Antes de adentrar especificamente o tema da tutela dos interesses transindividuais, cabe, preliminarmente, tecer alguns comentários referentes ao papel dos poderes juridicamente constituídos na realização e proteção dos direitos humanos no Brasil.

Preceitua o art. 2° da Constituição Federal de 1988 (BRASIL, 1988) que "são poderes da União, independentes e harmônicos entre si, o Legislativo, o Executivo e o Judiciário", cujas funções se encontram elencadas no título IV, capítulos I, II e III do mesmo diploma legal.

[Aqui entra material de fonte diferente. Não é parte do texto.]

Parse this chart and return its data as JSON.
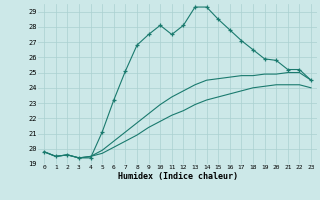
{
  "xlabel": "Humidex (Indice chaleur)",
  "background_color": "#cce8e8",
  "grid_color": "#aad0d0",
  "line_color": "#1a7a6e",
  "xlim": [
    -0.5,
    23.5
  ],
  "ylim": [
    19,
    29.5
  ],
  "yticks": [
    19,
    20,
    21,
    22,
    23,
    24,
    25,
    26,
    27,
    28,
    29
  ],
  "xticks": [
    0,
    1,
    2,
    3,
    4,
    5,
    6,
    7,
    8,
    9,
    10,
    11,
    12,
    13,
    14,
    15,
    16,
    17,
    18,
    19,
    20,
    21,
    22,
    23
  ],
  "series": [
    {
      "x": [
        0,
        1,
        2,
        3,
        4,
        5,
        6,
        7,
        8,
        9,
        10,
        11,
        12,
        13,
        14,
        15,
        16,
        17,
        18,
        19,
        20,
        21,
        22,
        23
      ],
      "y": [
        19.8,
        19.5,
        19.6,
        19.4,
        19.4,
        21.1,
        23.2,
        25.1,
        26.8,
        27.5,
        28.1,
        27.5,
        28.1,
        29.3,
        29.3,
        28.5,
        27.8,
        27.1,
        26.5,
        25.9,
        25.8,
        25.2,
        25.2,
        24.5
      ],
      "marker": "+"
    },
    {
      "x": [
        0,
        1,
        2,
        3,
        4,
        5,
        6,
        7,
        8,
        9,
        10,
        11,
        12,
        13,
        14,
        15,
        16,
        17,
        18,
        19,
        20,
        21,
        22,
        23
      ],
      "y": [
        19.8,
        19.5,
        19.6,
        19.4,
        19.5,
        19.9,
        20.5,
        21.1,
        21.7,
        22.3,
        22.9,
        23.4,
        23.8,
        24.2,
        24.5,
        24.6,
        24.7,
        24.8,
        24.8,
        24.9,
        24.9,
        25.0,
        25.0,
        24.5
      ],
      "marker": null
    },
    {
      "x": [
        0,
        1,
        2,
        3,
        4,
        5,
        6,
        7,
        8,
        9,
        10,
        11,
        12,
        13,
        14,
        15,
        16,
        17,
        18,
        19,
        20,
        21,
        22,
        23
      ],
      "y": [
        19.8,
        19.5,
        19.6,
        19.4,
        19.5,
        19.7,
        20.1,
        20.5,
        20.9,
        21.4,
        21.8,
        22.2,
        22.5,
        22.9,
        23.2,
        23.4,
        23.6,
        23.8,
        24.0,
        24.1,
        24.2,
        24.2,
        24.2,
        24.0
      ],
      "marker": null
    }
  ]
}
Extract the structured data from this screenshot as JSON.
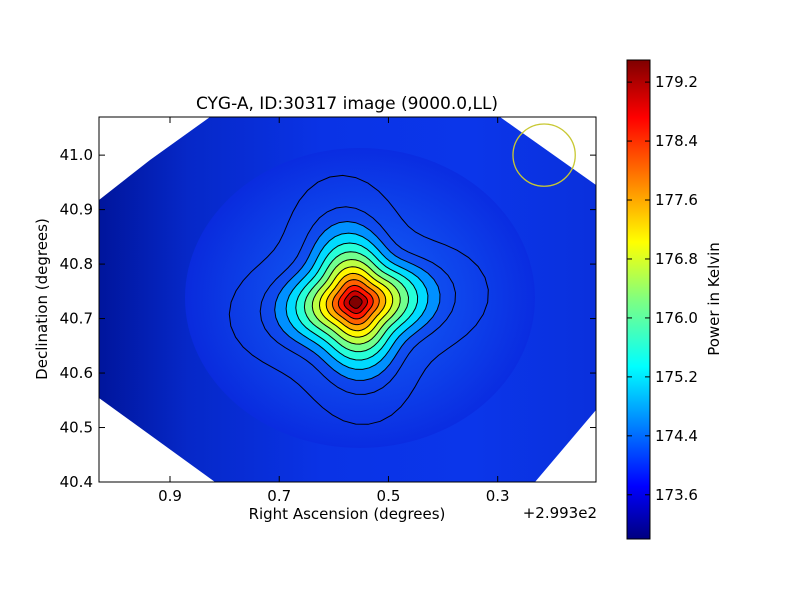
{
  "chart_data": {
    "type": "heatmap",
    "title": "CYG-A, ID:30317 image (9000.0,LL)",
    "xlabel": "Right Ascension (degrees)",
    "ylabel": "Declination (degrees)",
    "x_offset_label": "+2.993e2",
    "x_offset": 299.3,
    "xlim": [
      1.03,
      0.12
    ],
    "ylim": [
      40.4,
      41.07
    ],
    "x_ticks": [
      {
        "value": 0.9,
        "label": "0.9"
      },
      {
        "value": 0.7,
        "label": "0.7"
      },
      {
        "value": 0.5,
        "label": "0.5"
      },
      {
        "value": 0.3,
        "label": "0.3"
      }
    ],
    "y_ticks": [
      {
        "value": 40.4,
        "label": "40.4"
      },
      {
        "value": 40.5,
        "label": "40.5"
      },
      {
        "value": 40.6,
        "label": "40.6"
      },
      {
        "value": 40.7,
        "label": "40.7"
      },
      {
        "value": 40.8,
        "label": "40.8"
      },
      {
        "value": 40.9,
        "label": "40.9"
      },
      {
        "value": 41.0,
        "label": "41.0"
      }
    ],
    "source_peak": {
      "ra": 0.56,
      "dec": 40.73
    },
    "peak_value": 179.5,
    "background_value": 173.3,
    "contour_count": 13,
    "beam": {
      "ra": 0.215,
      "dec": 41.0,
      "radius_deg": 0.057,
      "color": "#c8c832"
    },
    "colorbar": {
      "label": "Power in Kelvin",
      "range": [
        173.0,
        179.5
      ],
      "ticks": [
        {
          "value": 179.2,
          "label": "179.2"
        },
        {
          "value": 178.4,
          "label": "178.4"
        },
        {
          "value": 177.6,
          "label": "177.6"
        },
        {
          "value": 176.8,
          "label": "176.8"
        },
        {
          "value": 176.0,
          "label": "176.0"
        },
        {
          "value": 175.2,
          "label": "175.2"
        },
        {
          "value": 174.4,
          "label": "174.4"
        },
        {
          "value": 173.6,
          "label": "173.6"
        }
      ],
      "colormap": "jet"
    }
  }
}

A tais poderes somam-se o que consta no capítulo IV do título IV também da Constituição Federal, que trata das funções essenciais à justiça. Nesse capítulo, são apontados o Ministério Público, a Advocacia Pública e a Advocacia e Defensoria Pública.

No que concerne aos Poderes Legislativo, Executivo e Judiciário, relacionando suas naturezas e atribuições com a matéria em estudo, qual seja, os direitos humanos, Canotilho (apud PIOVESAN, 2003, p.344-345) afirma:

Nessa ótica, compete ao Legislativo, como destinatário das normas consagradoras de direitos e garantias fundamentais: a) proceder em tempo razoavelmente útil à sua concretização, sempre que seja necessária para assegurar a exeqüibilidade de normas, sob pena de inconstitucionalidade por omissão; b) mover-se no âmbito desses direitos, sendo-lhe vedado que, a pretexto da concretização de direitos por

via legal, opere uma redução da força normativa imediata dessas normas, trocando- a pela força normativa da lei; c) não emanar preceitos formal ou materialmente incompatíveis com essas normas. Por sua vez, ao Judiciário compete: a) interpretar os preceitos constitucionais consagradores de direitos fundamentais, na sua aplicação em casos concretos, de acordo com o princípio da efetividade ótima e b) densificar os preceitos constitucionais consagradores de direitos fundamentais de forma a possibilitar a sua aplicação imediata, nos casos de ausência de leis concretizadoras. No que tange ao governo e à administração, incumbe-lhes um importante papel na tarefa de concretização dos direitos fundamentais, tendo em vista que, no exercício de sua competência planificadora, regulamentar, fornecedora de prestações, os órgãos da administração e do governo desenvolvem tarefas de realização de direitos fundamentais.

No mesmo sentido, complementa Piovesan (2003, p.345):

O princípio constitucional da aplicabilidade imediata das normas definidoras de direitos e garantias fundamentais intenta assegurar a força vinculante dos direitos e garantias de cunho fundamental, ou seja, objetiva tornar tais direitos prerrogativas diretamente aplicáveis pelos Poderes Legislativo, Executivo e Judiciário. Isso

significa que esse princípio investe os Poderes Públicos na atribuição constitucional de promover as condições para que os direitos e garantias fundamentais sejam reais e efetivos. Todos os direitos fundamentais - entenda-se tanto os direitos civis e políticos, como os direitos econômicos, sociais e culturais - passam, assim, a dispor de força jurídica vinculante (grifos meus).

Denota-se que a Carta de 1988, além de constituir-se no marco do processo de redemocratização do Brasil, delineou um novo perfil de atuação dos poderes públicos. Ao recepcionar os preceitos das normas de proteção aos direitos humanos consagrados nos instrumentos internacionais, atribuindo-lhes caráter constitucional, conferiu aos mesmos eficácia máxima e imediata. Dessa forma, conforme preceitua Piovesan (2003, p.344), "impõe-se aos poderes constituídos, em seu âmbito próprio de competência, a tarefa de realizar a função prospectiva, dinamizadora e transformadora desse princípio" em direito real, concreto e suscetível de verificação.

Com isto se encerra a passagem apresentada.